AboutLe Anne Clausen Expertise I can answer questions about interfaith relations, particularly Christian-Muslim. This includes efforts in this country and internationally, especially the Middle East. I can answer about interfaith efforts for peacemaking and social justice issues, and I can offer advice on how to begin your own interfaith dialogue or cooperation efforts. I can answer some but not all questions about Christianity's and other religion's perspectives towards engaging in interfaith relations
Experience I have an MA in Christian-Muslim relations and I was a human rights worker for four years in the Middle East, including Israel/Palestine, Iraq, Syria, Lebanon, Jordan. I have also spent time in Central Asia, including Iran and Afghanistan. I am currently working to create an interfaith peace-teams based human rights organization.
Publications:
Before Abu Ghraib: Stories from a Human Rights Worker in Iraq (pending)
“Seminary Behind Bars,” Theolog, [blog of the Christian Century], June 2008
“Discovering the Hazara Shi’a of Afghanistan” The Worldly, November 2007
“A Nest For Kabul’s Street Children, and the Underside of International Aid.”
The Worldly, October 2007
“Be the Healers: Responding to Abu Ghraib.” The Lutheran, July 2004
Blog: “Journal of a Young Activist,” www.young-activist.blogspot.com (since 2000). Also www.christian-muslim.net, and www.seminaryaction.org.
Expert: Le Anne Clausen Date: 10/12/2007 Subject: Catholic-Orthodox relationship
Question I met and fell in love with a strict orthodox christian last year. I was raised catholic and practice on holidays. We met through work and had a beautiful courtship. He was willing to work out our differences, but after a few months, he was convinced that his family would never accept me. He decided that all contact with me should be cut to avoid further suffering. I was left heartbroken and filled with doubts. I wasn't able to tell him that I would consider converting.
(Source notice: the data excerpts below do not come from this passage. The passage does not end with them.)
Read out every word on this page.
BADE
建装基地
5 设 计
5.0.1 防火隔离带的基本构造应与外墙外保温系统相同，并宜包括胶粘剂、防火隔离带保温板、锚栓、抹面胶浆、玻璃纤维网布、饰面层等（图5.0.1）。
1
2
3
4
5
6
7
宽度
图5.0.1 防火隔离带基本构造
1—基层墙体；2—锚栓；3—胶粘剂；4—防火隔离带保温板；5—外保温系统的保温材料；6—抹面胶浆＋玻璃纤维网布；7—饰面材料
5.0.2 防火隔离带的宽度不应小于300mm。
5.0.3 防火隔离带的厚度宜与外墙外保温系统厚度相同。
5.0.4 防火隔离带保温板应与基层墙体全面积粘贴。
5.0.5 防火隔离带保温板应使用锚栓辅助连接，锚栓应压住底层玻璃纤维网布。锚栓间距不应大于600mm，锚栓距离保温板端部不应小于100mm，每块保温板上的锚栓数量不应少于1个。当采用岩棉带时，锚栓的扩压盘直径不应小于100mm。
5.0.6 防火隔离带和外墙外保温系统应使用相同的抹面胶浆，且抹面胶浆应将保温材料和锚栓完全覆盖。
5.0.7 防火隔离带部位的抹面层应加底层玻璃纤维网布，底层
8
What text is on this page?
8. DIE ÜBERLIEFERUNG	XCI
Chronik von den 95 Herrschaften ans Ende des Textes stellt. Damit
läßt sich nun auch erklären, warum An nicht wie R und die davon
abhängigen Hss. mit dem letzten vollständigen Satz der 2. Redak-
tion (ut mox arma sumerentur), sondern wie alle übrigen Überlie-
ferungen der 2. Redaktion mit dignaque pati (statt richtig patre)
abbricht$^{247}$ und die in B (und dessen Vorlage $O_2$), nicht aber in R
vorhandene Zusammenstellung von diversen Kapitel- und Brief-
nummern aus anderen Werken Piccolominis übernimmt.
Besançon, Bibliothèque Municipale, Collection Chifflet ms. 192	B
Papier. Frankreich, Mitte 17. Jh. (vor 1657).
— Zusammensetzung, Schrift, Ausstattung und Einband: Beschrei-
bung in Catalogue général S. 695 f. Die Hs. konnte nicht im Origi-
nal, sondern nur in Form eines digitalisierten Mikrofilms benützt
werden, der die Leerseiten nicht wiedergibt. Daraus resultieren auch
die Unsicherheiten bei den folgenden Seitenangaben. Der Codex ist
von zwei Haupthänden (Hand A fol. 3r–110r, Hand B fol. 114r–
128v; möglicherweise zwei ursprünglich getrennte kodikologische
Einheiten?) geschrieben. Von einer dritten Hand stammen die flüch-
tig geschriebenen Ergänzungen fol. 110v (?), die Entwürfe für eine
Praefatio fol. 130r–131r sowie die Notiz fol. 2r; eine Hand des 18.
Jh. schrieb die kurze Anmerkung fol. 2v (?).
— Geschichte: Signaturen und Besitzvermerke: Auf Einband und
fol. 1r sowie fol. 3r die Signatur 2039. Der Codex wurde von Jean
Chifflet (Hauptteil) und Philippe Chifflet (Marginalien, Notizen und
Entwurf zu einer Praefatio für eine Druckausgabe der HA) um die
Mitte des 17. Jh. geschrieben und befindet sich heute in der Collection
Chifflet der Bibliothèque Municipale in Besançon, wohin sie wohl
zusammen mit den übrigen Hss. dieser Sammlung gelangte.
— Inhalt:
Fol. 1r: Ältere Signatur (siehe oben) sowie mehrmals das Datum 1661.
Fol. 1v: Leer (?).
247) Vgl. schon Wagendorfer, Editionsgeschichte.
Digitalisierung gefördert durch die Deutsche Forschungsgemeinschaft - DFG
He moved back home with his parents and accepted his fate of an arranged wedding with any girl he chooses from his church.
It's been months, since he moved away and I was transferred to work in his town. He doesn't know I am here and I am afraid to contact him.
Do you think there's any chance he might reconsider now that I live closer and have learned and become so interested in orthodoxy? I am even traveling to the middle east soon to possibly be baptized. He has no idea.
Help?
Answer Greetings Maria, and thanks for your question. What a story! Well, I do think it would be wise to try and reach him before you travel and possibly get baptized. Now that you are in the same hometown as his parents, this may also be helpful--sometimes hearts soften when a person is seen face to face.
Still, it is good to also exercise caution. Is becoming Orthodox what you really want for your life, even if a relationship with this man is not possible? Are there any other reasons this man thought his family would not accept you? These are just good things to work through.
Still, these questions don't get answered alone. Do try to arrange a meeting, and tell him about your journey. Find out from him if he is still interested in pursuing a relationship. After this, try to meet his family. And only after having these pieces considered, make decisions about your faith.
Good luck! I hope this helps. Please let me know if there are any other questions I can help with.